First Pediatric Surgical Quality Program Shows Potential
A first of its kind surgical quality improvement program for children has the potential to identify outcomes of children's surgical care that can be targeted for quality improvement efforts in helping prevent complications and save lives. The results of a study of the American College of Surgeons National Surgical Quality Improvement Program-Pediatric phase 1 pilot were published in the January issue of the Journal of the American College of Surgeons.
A partnership of the American College of Surgeons (ACS) and the American Pediatric Surgical Association, ACS NSQIP Peds was developed based on the ACS NSQIP program, which has been shown to help hospitals prevent between 250-500 complications and save 12-36 lives per hospital per year. Based on the successes of ACS NSQIP, there has been great interest in a quality improvement program focused on measuring outcomes for pediatric surgery patients. The study shows the principles of ACS NSQIP can be translated to pediatric cases to help hospitals measure children's outcomes.
"As health reform components are implemented over the next several years, we will see a greater focus on measuring patient outcomes and tying reimbursement to quality of care," said Clifford Y. Ko, MD, FACS, MS, MSHS, Director, ACS Division of Research and Optimal Patient Care, and one of the study's authors. "Having robust clinical data in a nationally benchmarked, continuously updated database is an essential element to quality improvement.

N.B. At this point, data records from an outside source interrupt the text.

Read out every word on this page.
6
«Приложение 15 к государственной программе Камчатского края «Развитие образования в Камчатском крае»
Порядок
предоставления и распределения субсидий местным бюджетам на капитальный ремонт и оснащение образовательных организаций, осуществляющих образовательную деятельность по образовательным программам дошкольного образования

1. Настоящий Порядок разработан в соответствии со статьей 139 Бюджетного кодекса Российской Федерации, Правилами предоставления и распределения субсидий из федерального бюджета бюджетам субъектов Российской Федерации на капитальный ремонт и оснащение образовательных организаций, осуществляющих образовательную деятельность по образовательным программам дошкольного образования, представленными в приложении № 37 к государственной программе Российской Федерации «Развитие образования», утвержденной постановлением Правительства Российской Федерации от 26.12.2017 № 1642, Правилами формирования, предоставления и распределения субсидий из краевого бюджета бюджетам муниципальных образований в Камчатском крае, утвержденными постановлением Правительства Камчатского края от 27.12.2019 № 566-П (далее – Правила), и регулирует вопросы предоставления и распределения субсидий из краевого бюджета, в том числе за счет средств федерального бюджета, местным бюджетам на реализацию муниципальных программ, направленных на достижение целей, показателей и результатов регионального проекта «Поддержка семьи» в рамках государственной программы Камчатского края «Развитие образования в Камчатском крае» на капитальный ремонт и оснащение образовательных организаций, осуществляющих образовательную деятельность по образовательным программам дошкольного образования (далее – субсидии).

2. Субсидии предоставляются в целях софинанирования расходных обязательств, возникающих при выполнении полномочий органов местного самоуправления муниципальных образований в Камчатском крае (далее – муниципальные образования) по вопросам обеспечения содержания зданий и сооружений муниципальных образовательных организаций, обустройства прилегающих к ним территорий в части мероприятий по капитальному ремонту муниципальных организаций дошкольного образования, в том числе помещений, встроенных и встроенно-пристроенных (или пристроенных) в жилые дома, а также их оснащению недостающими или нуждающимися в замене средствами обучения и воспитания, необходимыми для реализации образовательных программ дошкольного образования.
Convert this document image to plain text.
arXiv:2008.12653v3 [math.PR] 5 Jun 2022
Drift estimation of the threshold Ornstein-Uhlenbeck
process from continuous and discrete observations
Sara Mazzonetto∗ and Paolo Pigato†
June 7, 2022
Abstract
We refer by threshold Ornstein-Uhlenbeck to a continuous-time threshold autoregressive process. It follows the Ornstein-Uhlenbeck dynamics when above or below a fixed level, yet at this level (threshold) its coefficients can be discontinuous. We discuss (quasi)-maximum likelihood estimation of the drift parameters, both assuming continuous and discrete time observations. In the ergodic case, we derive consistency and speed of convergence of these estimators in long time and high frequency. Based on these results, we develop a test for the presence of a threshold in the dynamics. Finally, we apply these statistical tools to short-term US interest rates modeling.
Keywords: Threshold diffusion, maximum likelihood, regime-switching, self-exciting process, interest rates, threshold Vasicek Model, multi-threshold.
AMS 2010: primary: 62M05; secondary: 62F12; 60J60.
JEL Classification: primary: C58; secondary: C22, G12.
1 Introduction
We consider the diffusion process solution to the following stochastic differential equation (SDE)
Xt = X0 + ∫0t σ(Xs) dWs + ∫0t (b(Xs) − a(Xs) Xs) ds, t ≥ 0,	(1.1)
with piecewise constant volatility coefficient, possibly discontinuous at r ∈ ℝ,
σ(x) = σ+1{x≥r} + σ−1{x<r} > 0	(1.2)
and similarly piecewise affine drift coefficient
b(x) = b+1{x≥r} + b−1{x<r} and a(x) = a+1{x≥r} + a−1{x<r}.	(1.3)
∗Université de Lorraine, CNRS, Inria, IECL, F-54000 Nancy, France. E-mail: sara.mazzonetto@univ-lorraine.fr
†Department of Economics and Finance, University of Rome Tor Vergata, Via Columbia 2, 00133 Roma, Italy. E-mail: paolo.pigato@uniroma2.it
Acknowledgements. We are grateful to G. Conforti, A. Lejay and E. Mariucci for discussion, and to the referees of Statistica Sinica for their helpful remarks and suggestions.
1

We now know the tools that have prevented complications and saved lives of adults can also be used for children."
In the study, outcomes for 7,287 patients who underwent a surgical procedure between October 2008 and December 2009 were collected from four participating hospitals. Participants collected data for general/thoracic surgery, otolaryngology, orthopedic surgery, urology, neurosurgery and plastic surgery. The overall mortality rate was 0.3 percent and 3.9 percent of patients experienced a post-operative complication. Infection was the most common complication, and rates varied by specialty and procedure. Variability in the rate of complications indicates that there are opportunities to identify what rates are above and below the hospital's expected rate, and for hospitals with higher than expected rates of complication to learn from those centers with low rates in order to improve quality of care.
The program is currently in the pilot stage, and future developments will focus on risk-adjusting data to account for the health of the patient prior to the operation, and targeting specific procedures so that hospitals can focus quality improvement efforts on procedures with higher rates of complications. The program is now in phase 2 of development at 29 hospitals around the country.